As the days dragged on, she said, morale suffered. “It’s not just that we were there for longer,” she said. “The world outside was going through this immense upheaval. Everyone on the ship had different situations back home. Some people were really, really worried.”

But the Polarstern had internet access and satellite phones so those on board could email and talk to loved ones regularly.

Jennifer Hutchings, a sea ice researcher at Oregon State University who was on the Polarstern at the same time, said she had learned from previous polar work that “you always have contingency plans” because weather or other problems could delay departure for a week or two.

“But this one — this was an interesting experience,” she said. “It was more stressful for knowing our family and friends were going through a hard time.” She talked to her 12-year-old son back home for five minutes every day, she said.

Because the Polarstern remained free of the coronavirus, Dr. Ashjian said, “we were in our safe bubble, living a normal life,” one that included breakfasting elbow to elbow and socializing in common rooms in the evenings.

Dr. Ashjian said she would occasionally remind her colleagues that things would be different when they eventually returned home. “I would look around at people and say, You know, we’re not going to be able to do this,” she recalled.

Last month, a journalist who was on board a Russian support ship, the Akademik Fedorov, wrote about accusations of harassment of women during the voyage and the establishment of a dress code that appeared to be aimed at women as a response to the harassment.
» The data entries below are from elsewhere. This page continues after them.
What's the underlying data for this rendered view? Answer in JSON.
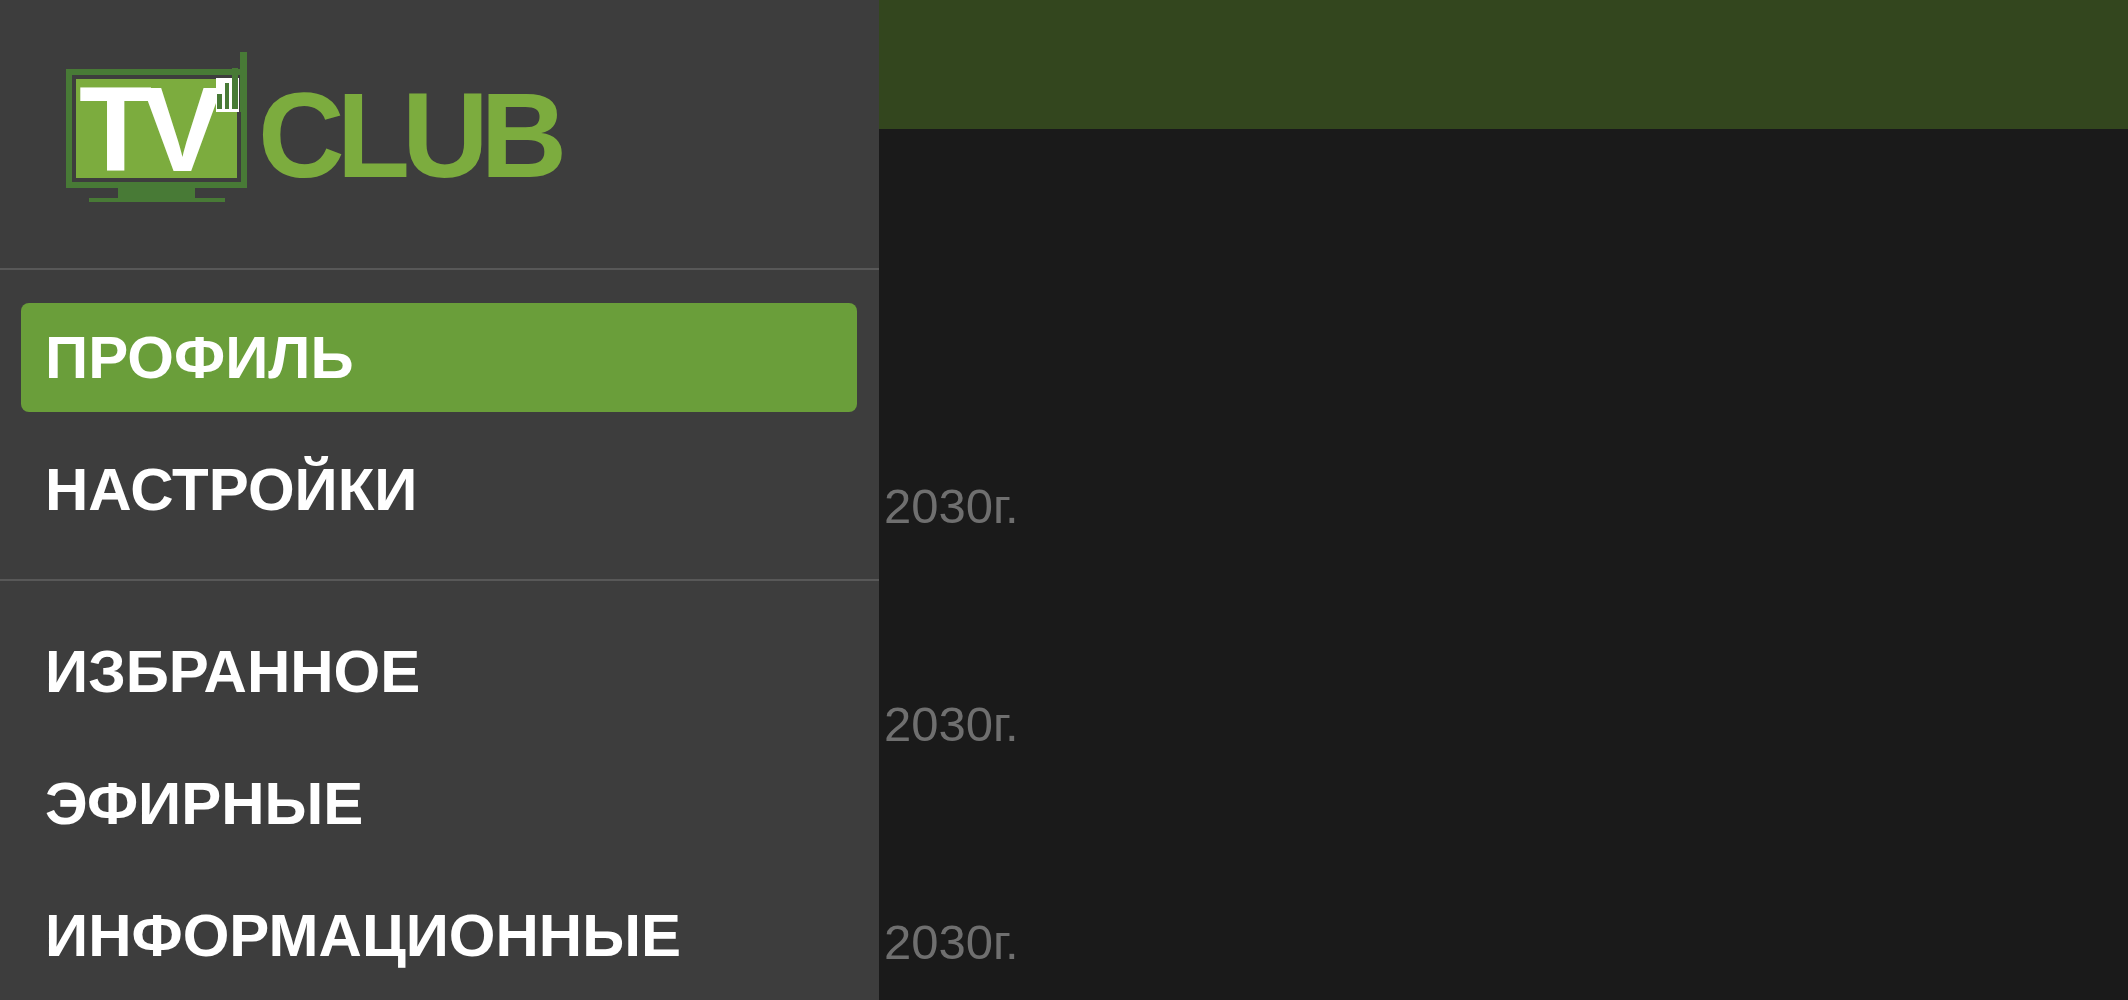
{
  "drawer": {
    "logo": {
      "mark_text": "TV",
      "wordmark": "CLUB"
    },
    "sections": [
      {
        "items": [
          {
            "label": "ПРОФИЛЬ",
            "selected": true
          },
          {
            "label": "НАСТРОЙКИ",
            "selected": false
          }
        ]
      },
      {
        "items": [
          {
            "label": "ИЗБРАННОЕ",
            "selected": false
          },
          {
            "label": "ЭФИРНЫЕ",
            "selected": false
          },
          {
            "label": "ИНФОРМАЦИОННЫЕ",
            "selected": false
          }
        ]
      }
    ]
  },
  "content": {
    "rows": [
      {
        "text": "2030г."
      },
      {
        "text": "2030г."
      },
      {
        "text": "2030г."
      }
    ]
  }
}
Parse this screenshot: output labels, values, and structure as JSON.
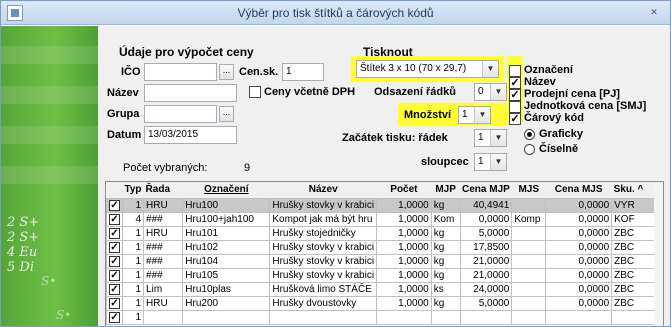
{
  "window": {
    "title": "Výběr pro tisk štítků a čárových kódů",
    "close_icon": "close-icon"
  },
  "left_panel": {
    "heading": "Údaje pro výpočet ceny",
    "ico_label": "IČO",
    "ico_value": "",
    "nazev_label": "Název",
    "nazev_value": "",
    "grupa_label": "Grupa",
    "grupa_value": "",
    "datum_label": "Datum",
    "datum_value": "13/03/2015",
    "browse_label": "...",
    "censk_label": "Cen.sk.",
    "censk_value": "1",
    "ceny_dph_label": "Ceny včetně DPH",
    "ceny_dph_checked": false,
    "pocet_label": "Počet vybraných:",
    "pocet_value": "9"
  },
  "print_panel": {
    "heading": "Tisknout",
    "label_type": "Štítek 3 x 10 (70 x 29,7)",
    "odsazeni_label": "Odsazení řádků",
    "odsazeni_value": "0",
    "mnozstvi_label": "Množství",
    "mnozstvi_value": "1",
    "zacatek_label": "Začátek tisku: řádek",
    "zacatek_value": "1",
    "sloupcec_label": "sloupcec",
    "sloupcec_value": "1"
  },
  "options": [
    {
      "label": "Označení",
      "checked": false
    },
    {
      "label": "Název",
      "checked": true
    },
    {
      "label": "Prodejní cena [PJ]",
      "checked": true
    },
    {
      "label": "Jednotková cena [SMJ]",
      "checked": false
    },
    {
      "label": "Čárový kód",
      "checked": true
    }
  ],
  "radio": {
    "graficky": "Graficky",
    "ciselne": "Číselně",
    "selected": "graficky"
  },
  "highlight_color": "#ffff33",
  "grid": {
    "columns": [
      "",
      "Typ",
      "Řada",
      "Označení",
      "Název",
      "Počet",
      "MJP",
      "Cena MJP",
      "MJS",
      "Cena MJS",
      "Sku."
    ],
    "sort_indicator": "^",
    "rows": [
      [
        "1",
        "HRU",
        "Hru100",
        "Hrušky stovky v krabici",
        "1,0000",
        "kg",
        "40,4941",
        "",
        "0,0000",
        "VYR"
      ],
      [
        "4",
        "###",
        "Hru100+jah100",
        "Kompot jak má být hru",
        "1,0000",
        "Kom",
        "0,0000",
        "Komp",
        "0,0000",
        "KOF"
      ],
      [
        "1",
        "HRU",
        "Hru101",
        "Hrušky stojedničky",
        "1,0000",
        "kg",
        "5,0000",
        "",
        "0,0000",
        "ZBC"
      ],
      [
        "1",
        "###",
        "Hru102",
        "Hrušky stovky v krabici",
        "1,0000",
        "kg",
        "17,8500",
        "",
        "0,0000",
        "ZBC"
      ],
      [
        "1",
        "###",
        "Hru104",
        "Hrušky stovky v krabici",
        "1,0000",
        "kg",
        "21,0000",
        "",
        "0,0000",
        "ZBC"
      ],
      [
        "1",
        "###",
        "Hru105",
        "Hrušky stovky v krabici",
        "1,0000",
        "kg",
        "21,0000",
        "",
        "0,0000",
        "ZBC"
      ],
      [
        "1",
        "Lim",
        "Hru10plas",
        "Hrušková limo STÁČE",
        "1,0000",
        "ks",
        "24,0000",
        "",
        "0,0000",
        "ZBC"
      ],
      [
        "1",
        "HRU",
        "Hru200",
        "Hrušky dvoustovky",
        "1,0000",
        "kg",
        "5,0000",
        "",
        "0,0000",
        "ZBC"
      ],
      [
        "1",
        "",
        "",
        "",
        "",
        "",
        "",
        "",
        "",
        ""
      ]
    ]
  },
  "side_text": [
    "2  S+",
    "2  S+",
    "4  Eu",
    "5  Di"
  ]
}
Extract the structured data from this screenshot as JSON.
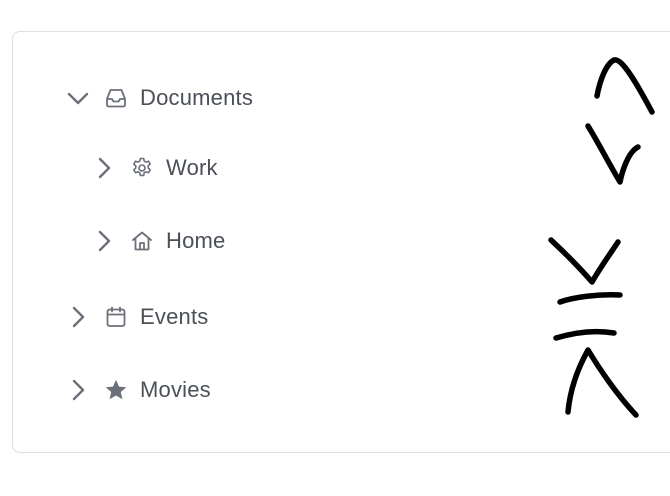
{
  "tree": {
    "items": [
      {
        "label": "Documents",
        "icon": "inbox-icon",
        "expanded": true,
        "level": 0
      },
      {
        "label": "Work",
        "icon": "gear-icon",
        "expanded": false,
        "level": 1
      },
      {
        "label": "Home",
        "icon": "home-icon",
        "expanded": false,
        "level": 1
      },
      {
        "label": "Events",
        "icon": "calendar-icon",
        "expanded": false,
        "level": 0
      },
      {
        "label": "Movies",
        "icon": "star-icon",
        "expanded": false,
        "level": 0
      }
    ]
  },
  "colors": {
    "text": "#4b5057",
    "icon": "#6b7079",
    "border": "#dcdfe3",
    "scribble": "#000000"
  }
}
The journalist, Chelsea Harvey, who traveled for the first six weeks of the expedition along with scientists, technicians and some graduate students, also said there were issues of gender equity on board.

Dr. Shupe said that while he had not been on the Russian ship, “I’m well aware of what happened on the Federov.” He described the events as “really unfortunate.”
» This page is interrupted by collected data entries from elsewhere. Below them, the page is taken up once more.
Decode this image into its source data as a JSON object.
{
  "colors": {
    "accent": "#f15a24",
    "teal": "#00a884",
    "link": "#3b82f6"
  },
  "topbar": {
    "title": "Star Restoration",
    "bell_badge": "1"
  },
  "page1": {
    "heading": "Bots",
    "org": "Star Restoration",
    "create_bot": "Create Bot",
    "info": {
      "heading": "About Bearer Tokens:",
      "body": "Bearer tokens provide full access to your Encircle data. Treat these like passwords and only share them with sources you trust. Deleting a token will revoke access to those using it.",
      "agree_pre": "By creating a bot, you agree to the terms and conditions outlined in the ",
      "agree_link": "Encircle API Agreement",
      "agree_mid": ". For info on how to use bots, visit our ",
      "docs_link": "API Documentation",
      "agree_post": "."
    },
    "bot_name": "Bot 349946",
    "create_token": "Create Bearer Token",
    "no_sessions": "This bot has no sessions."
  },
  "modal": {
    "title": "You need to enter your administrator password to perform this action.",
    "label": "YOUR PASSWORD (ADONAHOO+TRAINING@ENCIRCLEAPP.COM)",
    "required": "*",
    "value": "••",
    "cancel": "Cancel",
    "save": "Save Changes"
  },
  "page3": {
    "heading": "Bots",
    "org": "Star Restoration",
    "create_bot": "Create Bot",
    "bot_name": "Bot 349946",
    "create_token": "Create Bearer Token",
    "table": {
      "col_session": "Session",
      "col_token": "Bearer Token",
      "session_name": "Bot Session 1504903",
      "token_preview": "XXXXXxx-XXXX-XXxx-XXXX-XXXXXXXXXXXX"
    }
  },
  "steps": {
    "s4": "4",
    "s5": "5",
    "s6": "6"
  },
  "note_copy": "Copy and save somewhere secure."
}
Dr. Shupe said the Polarstern “had a structure in place to prevent that.” He acknowledged that gender balance had long been a problem in science, but said that during his time on the Polarstern that wasn’t an issue, with a nearly 50-50 split between men and women on the scientific team.

“We had this pretty amazing balance of men and women, which contributed to a very smooth operation,” he said.
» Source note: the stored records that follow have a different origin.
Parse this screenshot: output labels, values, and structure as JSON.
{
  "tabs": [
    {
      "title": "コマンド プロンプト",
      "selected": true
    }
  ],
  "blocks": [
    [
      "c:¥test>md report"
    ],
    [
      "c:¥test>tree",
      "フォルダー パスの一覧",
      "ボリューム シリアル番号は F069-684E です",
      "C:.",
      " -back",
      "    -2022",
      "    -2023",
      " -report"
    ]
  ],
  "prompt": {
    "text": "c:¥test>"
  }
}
Dr. Hutchings and Dr. Ashjian said they hadn’t heard of any similar problems aboard the Polarstern.

“I found it upsetting that that happened on the Federov,” Dr. Hutchings said. “And knowing cultures on different ships, these things do happen. But I didn’t experience anything along those lines in my five months at sea.”

“I was on board with a wonderful group of people, and that includes the crew,” Dr. Ashjian said. “It was exciting and exhilarating, but also exhausting. And a little overwhelming.”